(UFU - 2012)
Em primeiro lugar, é claro que, com a expressão “ser segundo a potência e o ato”, indicam-se dois modos de ser muito diferentes e, em certo sentido, opostos. Aristóteles, de fato, chama o ser da potência até mesmo de não-ser, no sentido de que, com relação ao ser-em-ato, o ser-em-potência é não-ser-em-ato.
REALE, Giovanni. História da Filosofia Antiga. Vol. II. Trad. de Henrique Cláudio de Lima Vaz e Marcelo Perine. São Paulo: Loyola, 1994, p. 349.
A partir da leitura do trecho acima e em conformidade com a Teoria do Ato e Potência de Aristóteles, assinale a alternativa correta.
Para Aristóteles, ser-em-ato é o ser em sua capacidade de se transformar em algo diferente dele mesmo, como, por exemplo, o mármore (ser-em-ato) em relação à estátua (ser-em-potência).

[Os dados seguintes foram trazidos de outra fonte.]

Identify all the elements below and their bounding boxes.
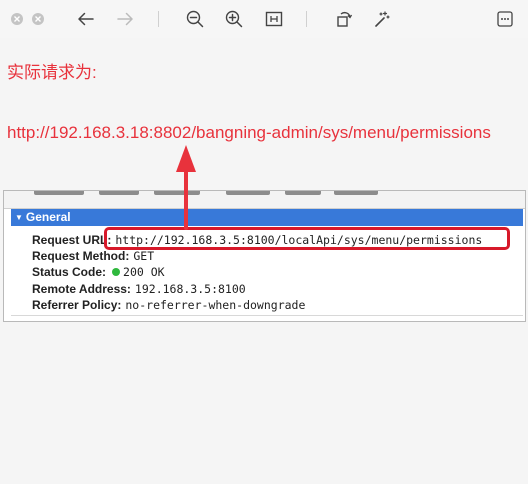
header-value: 200 OK xyxy=(123,265,165,279)
viewer-toolbar xyxy=(0,0,528,38)
annotation-title: 实际请求为: xyxy=(7,63,97,82)
tab-cookies[interactable] xyxy=(334,191,378,195)
header-row-remote-address: Remote Address: 192.168.3.5:8100 xyxy=(32,282,246,297)
devtools-headers-panel: ▼ General Request URL: http://192.168.3.5:… xyxy=(3,190,526,322)
devtools-tab-strip xyxy=(4,191,525,209)
tab-preview[interactable] xyxy=(99,191,139,195)
header-key: Referrer Policy: xyxy=(32,298,122,312)
header-key: Status Code: xyxy=(32,265,107,279)
collapse-triangle-icon: ▼ xyxy=(15,213,23,222)
close-icon[interactable] xyxy=(11,13,23,25)
zoom-in-icon[interactable] xyxy=(220,5,248,33)
header-key: Remote Address: xyxy=(32,282,131,296)
header-row-referrer-policy: Referrer Policy: no-referrer-when-downgra… xyxy=(32,298,305,313)
toolbar-divider xyxy=(158,11,159,27)
zoom-out-icon[interactable] xyxy=(181,5,209,33)
tab-timing[interactable] xyxy=(285,191,321,195)
toolbar-divider xyxy=(306,11,307,27)
tab-response[interactable] xyxy=(154,191,200,195)
header-value: 192.168.3.5:8100 xyxy=(134,282,246,296)
header-row-request-method: Request Method: GET xyxy=(32,249,154,264)
general-section-title: General xyxy=(25,210,71,224)
annotation-url: http://192.168.3.18:8802/bangning-admin/… xyxy=(7,123,491,142)
forward-arrow-icon[interactable] xyxy=(111,5,139,33)
magic-wand-icon[interactable] xyxy=(368,5,396,33)
minimize-icon[interactable] xyxy=(32,13,44,25)
rotate-icon[interactable] xyxy=(330,5,358,33)
header-row-status-code: Status Code: 200 OK xyxy=(32,265,165,280)
header-value: GET xyxy=(133,249,155,263)
fit-icon[interactable] xyxy=(260,5,288,33)
tab-headers[interactable] xyxy=(34,191,84,195)
request-url-highlight xyxy=(104,227,510,250)
header-value: no-referrer-when-downgrade xyxy=(125,298,306,312)
header-key: Request Method: xyxy=(32,249,130,263)
status-ok-icon xyxy=(112,268,121,276)
back-arrow-icon[interactable] xyxy=(72,5,100,33)
section-divider xyxy=(11,315,523,316)
tab-initiator[interactable] xyxy=(226,191,270,195)
general-section-header[interactable]: ▼ General xyxy=(11,209,523,226)
header-key: Request URL: xyxy=(32,233,112,247)
more-icon[interactable] xyxy=(491,5,519,33)
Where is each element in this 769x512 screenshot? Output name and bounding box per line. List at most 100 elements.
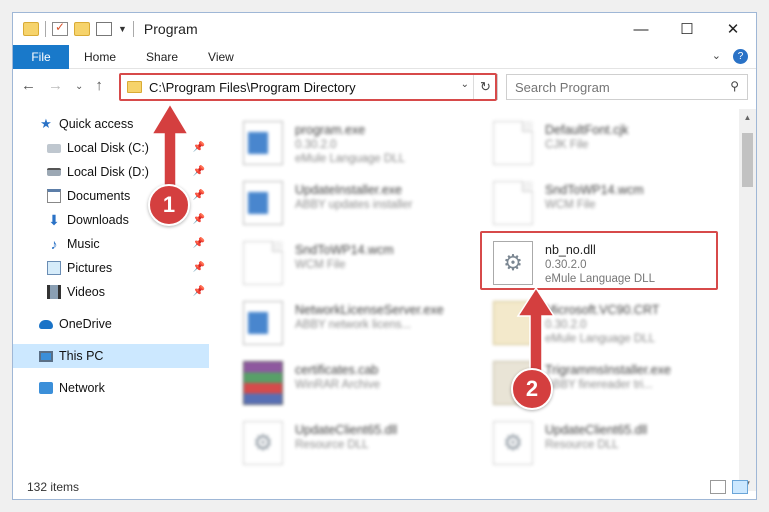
item-count: 132 items xyxy=(27,480,80,494)
cloud-icon xyxy=(39,319,53,329)
up-button[interactable]: ↑ xyxy=(95,77,103,94)
forward-button[interactable]: → xyxy=(48,77,63,94)
sidebar-item-label: Local Disk (D:) xyxy=(67,165,149,179)
new-folder-icon[interactable] xyxy=(74,22,90,36)
list-item[interactable]: Microsoft.VC90.CRT 0.30.2.0 eMule Langua… xyxy=(479,293,719,351)
maximize-button[interactable]: ☐ xyxy=(664,13,710,45)
sidebar-item-videos[interactable]: Videos 📌 xyxy=(13,280,209,304)
file-type: ABBY network licens... xyxy=(295,319,412,331)
pin-icon[interactable]: 📌 xyxy=(193,142,205,153)
blank-file-icon xyxy=(243,241,283,285)
back-button[interactable]: ← xyxy=(21,77,36,94)
minimize-button[interactable]: — xyxy=(618,13,664,45)
file-type: WCM File xyxy=(295,259,346,271)
application-icon xyxy=(243,181,283,225)
list-item[interactable]: NetworkLicenseServer.exe ABBY network li… xyxy=(229,293,469,351)
file-version: 0.30.2.0 xyxy=(295,139,337,151)
pin-icon[interactable]: 📌 xyxy=(193,286,205,297)
step-2-badge: 2 xyxy=(511,368,553,410)
list-item[interactable]: SndToWP14.wcm WCM File xyxy=(479,173,719,231)
file-type: Resource DLL xyxy=(545,439,619,451)
title-bar: ▼ Program — ☐ ✕ xyxy=(13,13,756,45)
file-name: NetworkLicenseServer.exe xyxy=(295,303,444,317)
address-highlight-box xyxy=(119,73,497,101)
status-bar: 132 items xyxy=(13,475,756,499)
list-item[interactable]: ⚙ UpdateClient65.dll Resource DLL xyxy=(479,413,719,471)
quick-access-toolbar: ▼ xyxy=(13,20,134,37)
ribbon-tabs: File Home Share View ⌄ ? xyxy=(13,44,756,69)
list-item[interactable]: certificates.cab WinRAR Archive xyxy=(229,353,469,411)
pin-icon[interactable]: 📌 xyxy=(193,190,205,201)
pin-icon[interactable]: 📌 xyxy=(193,214,205,225)
list-item[interactable]: program.exe 0.30.2.0 eMule Language DLL xyxy=(229,113,469,171)
list-item[interactable]: ⚙ UpdateClient65.dll Resource DLL xyxy=(229,413,469,471)
sidebar-item-pictures[interactable]: Pictures 📌 xyxy=(13,256,209,280)
sidebar-item-this-pc[interactable]: This PC xyxy=(13,344,209,368)
application-icon xyxy=(243,121,283,165)
pin-icon[interactable]: 📌 xyxy=(193,166,205,177)
search-box[interactable]: ⚲ xyxy=(506,74,748,100)
sidebar-item-label: OneDrive xyxy=(59,317,112,331)
file-type: Resource DLL xyxy=(295,439,369,451)
sidebar-item-label: Downloads xyxy=(67,213,129,227)
file-list: program.exe 0.30.2.0 eMule Language DLL … xyxy=(213,109,746,473)
blank-file-icon xyxy=(493,181,533,225)
dll-gear-icon: ⚙ xyxy=(493,421,533,465)
toolbar-divider xyxy=(45,21,46,37)
ribbon-right-controls: ⌄ ? xyxy=(712,49,748,64)
tab-view[interactable]: View xyxy=(193,50,249,64)
recent-locations-button[interactable]: ⌄ xyxy=(75,77,83,94)
file-name: DefaultFont.cjk xyxy=(545,123,629,137)
file-highlight-box xyxy=(480,231,718,290)
sidebar-item-label: Pictures xyxy=(67,261,113,275)
pin-icon[interactable]: 📌 xyxy=(193,262,205,273)
sidebar-item-label: Network xyxy=(59,381,105,395)
file-name: TrigrammsInstaller.exe xyxy=(545,363,671,377)
sidebar-item-label: Music xyxy=(67,237,100,251)
list-item[interactable]: DefaultFont.cjk CJK File xyxy=(479,113,719,171)
disk-icon xyxy=(47,143,61,153)
search-input[interactable] xyxy=(515,79,725,95)
pictures-icon xyxy=(47,261,61,275)
file-type: CJK File xyxy=(545,139,589,151)
archive-icon xyxy=(243,361,283,405)
sidebar-item-label: Quick access xyxy=(59,117,134,131)
help-icon[interactable]: ? xyxy=(733,49,748,64)
close-button[interactable]: ✕ xyxy=(710,13,756,45)
blank-file-icon xyxy=(493,121,533,165)
search-icon[interactable]: ⚲ xyxy=(730,79,739,93)
navigation-buttons: ← → ⌄ ↑ xyxy=(21,77,103,94)
scroll-up-button[interactable]: ▲ xyxy=(739,109,756,125)
file-name: UpdateClient65.dll xyxy=(295,423,398,437)
list-item[interactable]: UpdateInstaller.exe ABBY updates install… xyxy=(229,173,469,231)
network-icon xyxy=(39,382,53,394)
tab-share[interactable]: Share xyxy=(131,50,193,64)
download-icon: ⬇ xyxy=(48,212,60,228)
customize-toolbar-icon[interactable] xyxy=(96,22,112,36)
file-name: SndToWP14.wcm xyxy=(295,243,394,257)
chevron-down-icon[interactable]: ▼ xyxy=(118,24,127,34)
properties-check-icon[interactable] xyxy=(52,20,68,36)
file-name: program.exe xyxy=(295,123,366,137)
scroll-thumb[interactable] xyxy=(742,133,753,187)
vertical-scrollbar[interactable]: ▲ ▼ xyxy=(739,109,756,491)
step-1-badge: 1 xyxy=(148,184,190,226)
videos-icon xyxy=(47,285,61,299)
tiles-view-button[interactable] xyxy=(732,480,748,494)
pin-icon[interactable]: 📌 xyxy=(193,238,205,249)
folder-icon xyxy=(23,22,39,36)
music-icon: ♪ xyxy=(50,236,58,252)
file-type: WinRAR Archive xyxy=(295,379,380,391)
sidebar-item-label: Local Disk (C:) xyxy=(67,141,149,155)
sidebar-item-network[interactable]: Network xyxy=(13,376,209,400)
expand-ribbon-icon[interactable]: ⌄ xyxy=(712,49,721,64)
sidebar-item-music[interactable]: ♪ Music 📌 xyxy=(13,232,209,256)
file-type: ABBY updates installer xyxy=(295,199,413,211)
file-name: UpdateInstaller.exe xyxy=(295,183,403,197)
tab-home[interactable]: Home xyxy=(69,50,131,64)
application-icon xyxy=(243,301,283,345)
list-item[interactable]: SndToWP14.wcm WCM File xyxy=(229,233,469,291)
details-view-button[interactable] xyxy=(710,480,726,494)
tab-file[interactable]: File xyxy=(13,44,69,69)
sidebar-item-onedrive[interactable]: OneDrive xyxy=(13,312,209,336)
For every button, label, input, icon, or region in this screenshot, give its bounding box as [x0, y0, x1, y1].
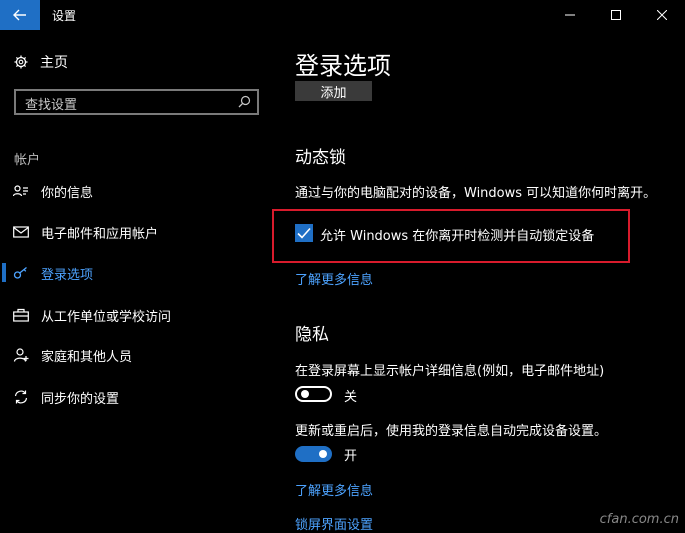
highlight-annotation	[272, 209, 630, 263]
section-header-accounts: 帐户	[14, 153, 41, 168]
maximize-button[interactable]	[593, 0, 639, 30]
search-icon[interactable]	[238, 95, 251, 108]
sidebar-item-label: 登录选项	[41, 268, 94, 283]
active-indicator	[2, 263, 6, 282]
sidebar-item-sync[interactable]: 同步你的设置	[0, 382, 275, 412]
search-input[interactable]: 查找设置	[25, 94, 77, 113]
dynamic-lock-heading: 动态锁	[295, 148, 346, 168]
toggle-knob	[301, 390, 309, 398]
main-content: 登录选项 添加 动态锁 通过与你的电脑配对的设备，Windows 可以知道你何时…	[276, 30, 685, 533]
sidebar-item-label: 家庭和其他人员	[41, 350, 133, 365]
home-label: 主页	[40, 55, 68, 71]
lock-screen-settings-link[interactable]: 锁屏界面设置	[295, 514, 373, 533]
key-icon	[13, 266, 27, 279]
sidebar-item-email-accounts[interactable]: 电子邮件和应用帐户	[0, 217, 275, 247]
page-title: 登录选项	[295, 52, 391, 80]
mail-icon	[13, 226, 29, 238]
privacy-heading: 隐私	[295, 325, 329, 345]
sync-icon	[14, 390, 28, 404]
sidebar-item-family[interactable]: 家庭和其他人员	[0, 340, 275, 370]
maximize-icon	[611, 10, 621, 20]
title-bar: 设置	[0, 0, 685, 30]
add-button[interactable]: 添加	[295, 81, 372, 101]
sidebar-item-label: 电子邮件和应用帐户	[41, 227, 159, 242]
person-card-icon	[13, 185, 28, 197]
sidebar-item-your-info[interactable]: 你的信息	[0, 176, 275, 206]
auto-finish-setup-toggle[interactable]	[295, 446, 332, 462]
minimize-button[interactable]	[547, 0, 593, 30]
show-account-details-label: 在登录屏幕上显示帐户详细信息(例如，电子邮件地址)	[295, 364, 605, 379]
show-account-details-toggle[interactable]	[295, 386, 332, 402]
toggle-state-on: 开	[344, 449, 358, 464]
sidebar-item-label: 你的信息	[41, 186, 94, 201]
home-nav[interactable]: 主页	[14, 52, 68, 72]
watermark: cfan.com.cn	[599, 512, 679, 527]
auto-finish-setup-label: 更新或重启后，使用我的登录信息自动完成设备设置。	[295, 424, 608, 439]
gear-icon	[14, 55, 28, 69]
window-title: 设置	[52, 9, 77, 23]
person-icon	[13, 348, 29, 362]
briefcase-icon	[13, 308, 29, 322]
dynamic-lock-description: 通过与你的电脑配对的设备，Windows 可以知道你何时离开。	[295, 186, 657, 201]
toggle-knob	[319, 450, 327, 458]
search-box[interactable]: 查找设置	[14, 89, 259, 115]
learn-more-link[interactable]: 了解更多信息	[295, 269, 373, 288]
privacy-learn-more-link[interactable]: 了解更多信息	[295, 480, 373, 499]
toggle-state-off: 关	[344, 390, 358, 405]
minimize-icon	[565, 14, 575, 16]
sidebar-item-sign-in-options[interactable]: 登录选项	[0, 258, 275, 288]
sidebar-item-work-school[interactable]: 从工作单位或学校访问	[0, 300, 275, 330]
sidebar-item-label: 从工作单位或学校访问	[41, 310, 172, 325]
sidebar-item-label: 同步你的设置	[41, 392, 120, 407]
back-arrow-icon	[13, 9, 26, 21]
close-icon	[657, 10, 667, 20]
close-button[interactable]	[639, 0, 685, 30]
back-button[interactable]	[0, 0, 40, 30]
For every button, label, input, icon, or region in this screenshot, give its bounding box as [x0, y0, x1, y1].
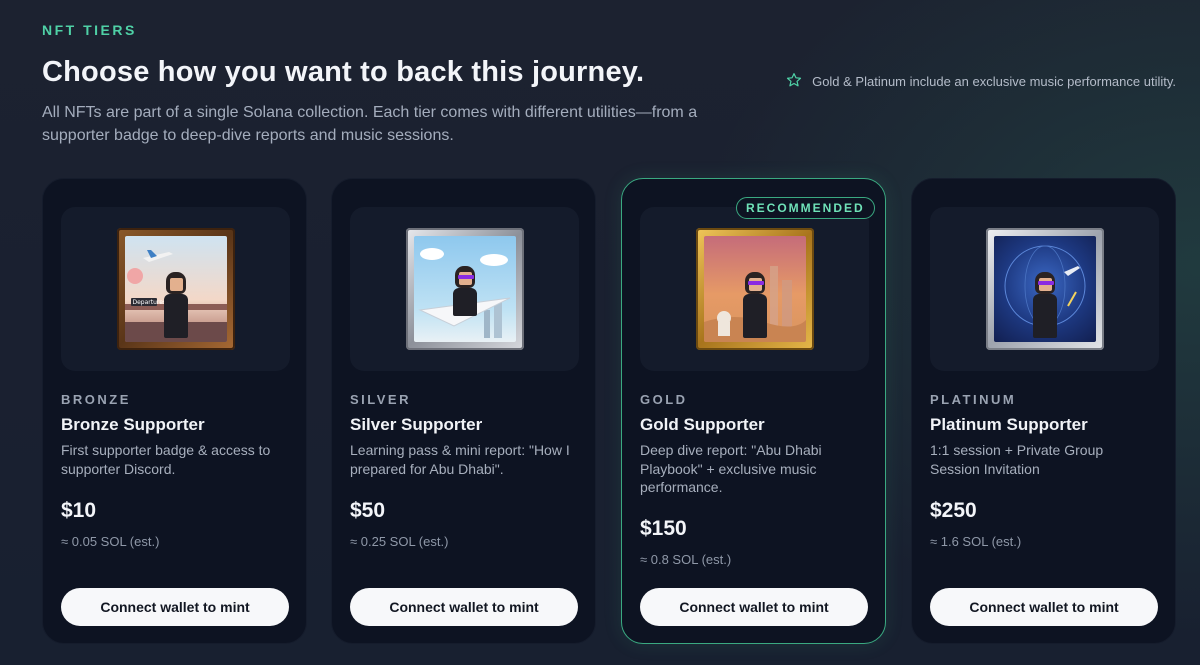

Segundo Aristóteles, a teoria do ato e potência explica o movimento percebido no mundo sensível. Tudo o que possui matéria possui potencialidade (capacidade de assumir ou receber uma forma diferente de si), que tende a se atualizar (assumindo ou recebendo aquela forma).
Para Aristóteles, a bem da verdade, existe apenas o ser-em-ato. Isto ocorre porque o movimento verificado no mundo material é apenas ilusório, e o que existe é sempre imutável e imóvel.
Segundo Aristóteles, o ato é próprio do mundo sensível (das coisas materiais) e a potência se encontra tão-somente no mundo inteligível, apreendido apenas com o intelecto.
Gabarito:
Segundo Aristóteles, a teoria do ato e potência explica o movimento percebido no mundo sensível. Tudo o que possui matéria possui potencialidade (capacidade de assumir ou receber uma forma diferente de si), que tende a se atualizar (assumindo ou recebendo aquela forma).
b) Correta. Segundo Aristóteles, a teoria do ato e potência explica o movimento percebido no mundo sensível. Tudo o que possui matéria possui potencialidade (capacidade de assumir ou receber uma forma diferente de si), que tende a se atualizar (assumindo ou recebendo aquela forma).
A noção de potência, o vir-a-ser, está ligada a ideia daquilo que tem a capacidade de mudança para algo, saindo de um estado e tornando-se outro, segundo uma forma, de modo que, sendo algo, não era outro, uma medida de não-ser. A matéria é o substrato que recebe a transformação, isto é, trans-formação, um movimento segunda uma forma definida. O ser-em-ato é expresso pela forma, que não pode mudar.
a) Incorreta. Para Aristóteles, ser-em-ato é o ser em sua capacidade de se transformar em algo diferente dele mesmo, como, por exemplo, o mármore (ser-em-ato) em relação à estátua (ser-empotência).
A sentença está totalmente errada, pois a atualidade demonstra aquilo que não está em movimento, em seu estado perfeito, já acabado, e a potencialidade aquilo que tem a capacidade de ser algo. O mármore é o ser-em-potência, um substrato ou uma matéria-prima que tem a potencialidade de tornar-se uma estátua; a estátua, já pronta, é o ser-em-ato, um substrato que recebe uma forma.
c) Incorreto. Para Aristóteles, a bem da verdade, existe apenas o ser-em-ato. Isto ocorre porque o movimento verificado no mundo material é apenas ilusório, e o que existe é sempre imutável e imóvel.
Essa noção é associada ao eleata Zenão, não a Aristóteles. Segundo este último, o movimento é a passagem de potência ao ato, porém o que move não pode mover a si mesmo, de modo que há um único princípio imutável, o motor imóvel, que move todas as coisas.
d) Incorreto. Segundo Aristóteles, o ato é próprio do mundo sensível (das coisas materiais) e a potência se encontra tão-somente no mundo inteligível, apreendido apenas com o intelecto.
Essa sentença é totalmente falsa. Para Aristóteles, a potência está associada à matéria e o ato ao princípio de inteligibilidade na matéria, tendo em mente o hilemorfismo aristótelico: a matéria e a forma não estão separadas, mas unidas, de modo que não se pode compreender a forma como em Platão, separada do objeto.